Horizontal Gaze Nystagmus (HGN)
This test is designed to check the eyes for the involuntary jerking of the eyes. During this test, the officer will hold a stimulus (i.e. a pen or the officer’s finger) in front of a person and ask them to follow the stimulus with the eyes. The following are the three (3) clues the officer looks for in each eye:
Lack of Smooth Pursuit – The officer will look to determine whether the eyes move smoothly or if the eyes are jerking when following the stimulus.
Distinct and Sustained Nystagmus at Maximum Deviation – When a person’s eye reaches maximum deviation, the eye will jerk involuntarily, even in an unimpaired person. This slight jerkiness is slight and may not even be seen by the naked eye. However, a person who is impaired will have a more pronounced jerking in his/her eyes, and will last for a longer duration.

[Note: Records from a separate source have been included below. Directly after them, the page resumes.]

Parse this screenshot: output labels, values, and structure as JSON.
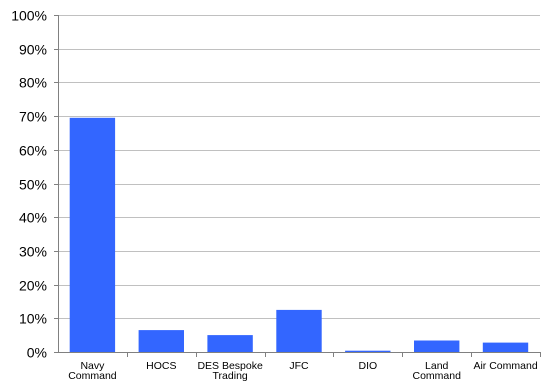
{
  "chart_data": {
    "type": "bar",
    "title": "",
    "xlabel": "",
    "ylabel": "",
    "categories": [
      [
        "Navy",
        "Command"
      ],
      [
        "HOCS"
      ],
      [
        "DES Bespoke",
        "Trading"
      ],
      [
        "JFC"
      ],
      [
        "DIO"
      ],
      [
        "Land",
        "Command"
      ],
      [
        "Air Command"
      ]
    ],
    "values": [
      69.5,
      6.5,
      5.0,
      12.5,
      0.4,
      3.4,
      2.8
    ],
    "ylim": [
      0,
      100
    ],
    "yticks": [
      "0%",
      "10%",
      "20%",
      "30%",
      "40%",
      "50%",
      "60%",
      "70%",
      "80%",
      "90%",
      "100%"
    ],
    "grid": true,
    "legend": "none",
    "colors": {
      "bar": "#3366FF",
      "grid": "#C0C0C0",
      "axis": "#808080"
    }
  }
}
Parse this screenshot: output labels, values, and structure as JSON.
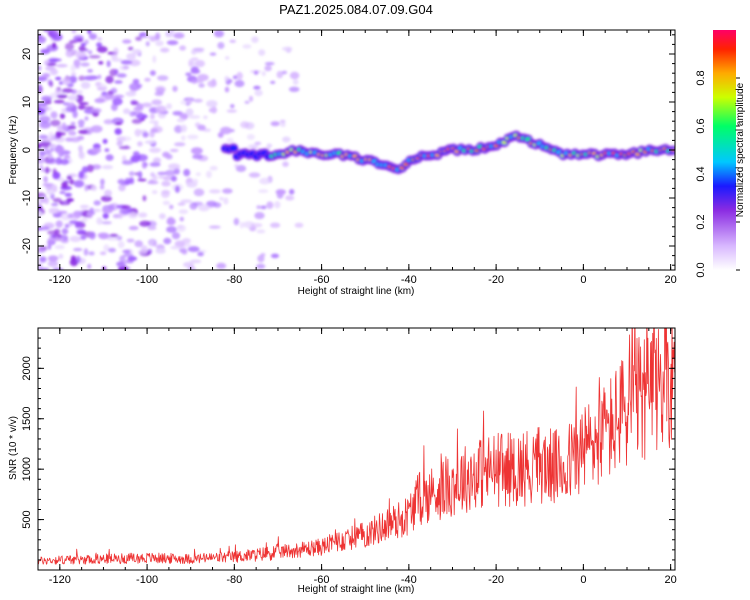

Onset of Nystagmus Prior to 45 Degrees – A person whose eyes begin jerking prior to reaching a 45 degree angle is more likely to be impaired. The earlier the onset, the more impaired the person.

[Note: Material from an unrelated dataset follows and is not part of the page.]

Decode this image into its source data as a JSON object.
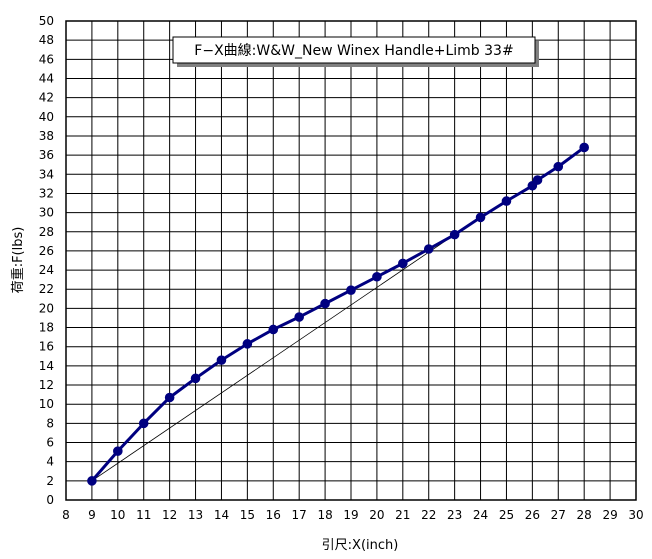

The officer looks for these clues in each eye, for a total of six (6) clues. When an officer notes 4 of 6 clues, it is evident that a person is impaired.
This is typically the second test an officer will administer when determining intoxication. This test is given in two phases. The first phase is the instruction stage. The officer will ask the driver to stand in the starting position while giving verbal instructions and demonstrating. The second phase is the walking stage, in which the driver must walk nine (9) steps on a line (real or imaginary), turn as instructed, and walk nine (9) steps back to the starting position. There are eight (8) clues an officer will look for during both phases of this test: 1. Whether the driver maintains balance during the instructions, 2. The driver begins the test before instruction, 3. Stops while walking, 4. The steps are not heel-to-toe, 5. Steps off the line, 6. Uses arms for balance, 7. Does not turn properly, 8. Incorrect number of steps. The total number of cues an officer needs to observe to “prove” impairment is 2 of 8.
One-Leg Stand (OLS)
This test also has two phases, the instructional phase and the performance phase. The officer will instruct the driver to stand with his/her feet together, arms at his/her side. When the officer instructs the driver to begin the test, the driver will raise his/her foot 6 inches above the ground while keeping the leg straight and the foot parallel to the ground. The driver is instructed to count out loud from 1-30 in a one-thousand format (i.e. one-thousand-one, one-thousand-two, etc.). The officer will look for four (4) clues: 1. Swaying, 2. Using arms for balance, 3. Hopping, 4. Putting the foot on the ground. An officer will need 2 of 4 clues to indicate impairment.